Wannaflyaway · 05/09/2020 00:42

Hi, I just wanted to ask those, who are a lot more knowledgeable than me, if, the way life is now, i.e. face masks in enclosed places, social distancing, the constant threat of local/national lockdowns, travel restrictions, quarantining, no theatres, no concerts, no mass gatherings etc. is really the new normal, not just temporarily, but for the long-term?. I think that it actually really is. I also feel that I'm now starting to come to terms with this new normal, which is what I thought I never would, but it isn't a nice feeling. It's a low-level depression and the feeling that I'm just existing, but not living, and that I have fuck-all to either plan for or to look forward to in the future.

OP posts:
StealthPolarBear · 05/09/2020 20:52

"They will keep moving the goal posts until we don’t even remember what the old way of life and freedom looked like."
Yes that's how I feel. What's happened to the three weekly reviews of national measures? What's happened to the alert levels that were going to inform everything we do?

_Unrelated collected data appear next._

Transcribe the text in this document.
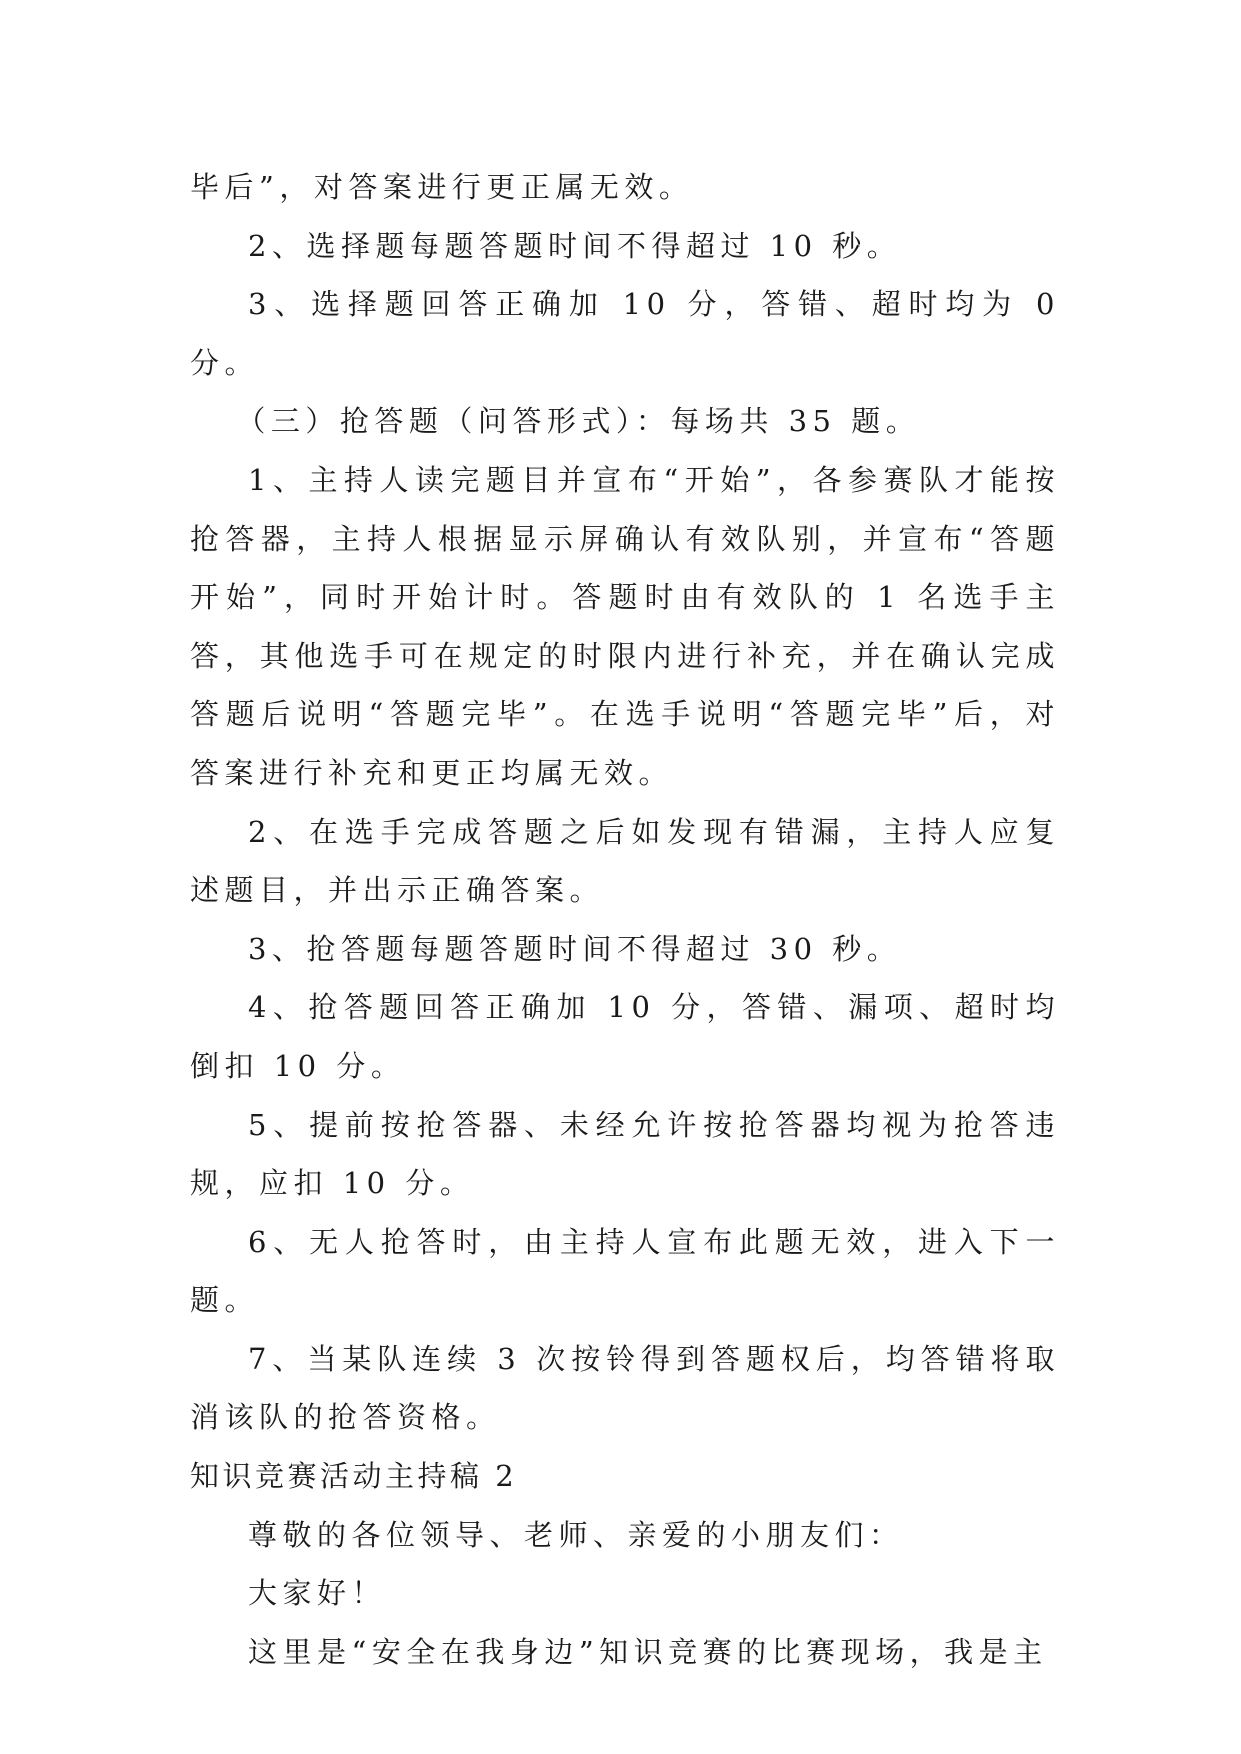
毕后”，对答案进行更正属无效。

2、选择题每题答题时间不得超过 10 秒。

3、选择题回答正确加 10 分，答错、超时均为 0 分。

（三）抢答题（问答形式）：每场共 35 题。

1、主持人读完题目并宣布“开始”，各参赛队才能按抢答器，主持人根据显示屏确认有效队别，并宣布“答题开始”，同时开始计时。答题时由有效队的 1 名选手主答，其他选手可在规定的时限内进行补充，并在确认完成答题后说明“答题完毕”。在选手说明“答题完毕”后，对答案进行补充和更正均属无效。

2、在选手完成答题之后如发现有错漏，主持人应复述题目，并出示正确答案。

3、抢答题每题答题时间不得超过 30 秒。

4、抢答题回答正确加 10 分，答错、漏项、超时均倒扣 10 分。

5、提前按抢答器、未经允许按抢答器均视为抢答违规，应扣 10 分。

6、无人抢答时，由主持人宣布此题无效，进入下一题。

7、当某队连续 3 次按铃得到答题权后，均答错将取消该队的抢答资格。

知识竞赛活动主持稿 2

尊敬的各位领导、老师、亲爱的小朋友们：

大家好！

这里是“安全在我身边”知识竞赛的比赛现场，我是主
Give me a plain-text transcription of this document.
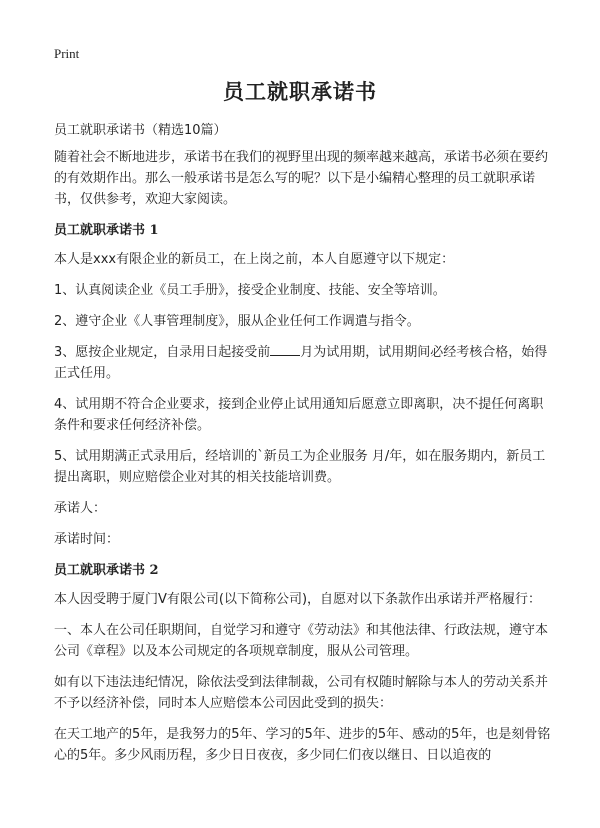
Print
员工就职承诺书

员工就职承诺书（精选10篇）

随着社会不断地进步，承诺书在我们的视野里出现的频率越来越高，承诺书必须在要约的有效期作出。那么一般承诺书是怎么写的呢？以下是小编精心整理的员工就职承诺书，仅供参考，欢迎大家阅读。

员工就职承诺书 1

本人是xxx有限企业的新员工，在上岗之前，本人自愿遵守以下规定：

1、认真阅读企业《员工手册》，接受企业制度、技能、安全等培训。

2、遵守企业《人事管理制度》，服从企业任何工作调遣与指令。

3、愿按企业规定，自录用日起接受前 月为试用期，试用期间必经考核合格，始得正式任用。

4、试用期不符合企业要求，接到企业停止试用通知后愿意立即离职，决不提任何离职条件和要求任何经济补偿。

5、试用期满正式录用后，经培训的`新员工为企业服务 月/年，如在服务期内，新员工提出离职，则应赔偿企业对其的相关技能培训费。

承诺人：

承诺时间：

员工就职承诺书 2

本人因受聘于厦门V有限公司(以下简称公司)，自愿对以下条款作出承诺并严格履行：

一、本人在公司任职期间，自觉学习和遵守《劳动法》和其他法律、行政法规，遵守本公司《章程》以及本公司规定的各项规章制度，服从公司管理。

如有以下违法违纪情况，除依法受到法律制裁，公司有权随时解除与本人的劳动关系并不予以经济补偿，同时本人应赔偿本公司因此受到的损失：

在天工地产的5年，是我努力的5年、学习的5年、进步的5年、感动的5年，也是刻骨铭心的5年。多少风雨历程，多少日日夜夜，多少同仁们夜以继日、日以追夜的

Blakes77 · 05/09/2020 20:59

I predict much more car traffic this winter than last winter. People trying to get places but stay away from public transport. That kind of habit (not using public transport as much as you used to) can easily turn long term. The public transport companies are also in financial crisis right now, so service provision may be cut sharply
Yes, I am really worried about this. No one else seems to be talking about it! People keep saying that WFH is better from the environment...well, when I am in work I go there on the train, which I walk to. When I am WFH I need to take a break and go out, and I'm likely to drive somewhere, to shop or go somewhere else for a walk, go to the gym etc. I'm getting a bike actually to try and stop doing this.
Public transport is terrible pretty much everywhere outside of London and the air is getting noticebly worse and triggering my asthma (asthma kills people too!)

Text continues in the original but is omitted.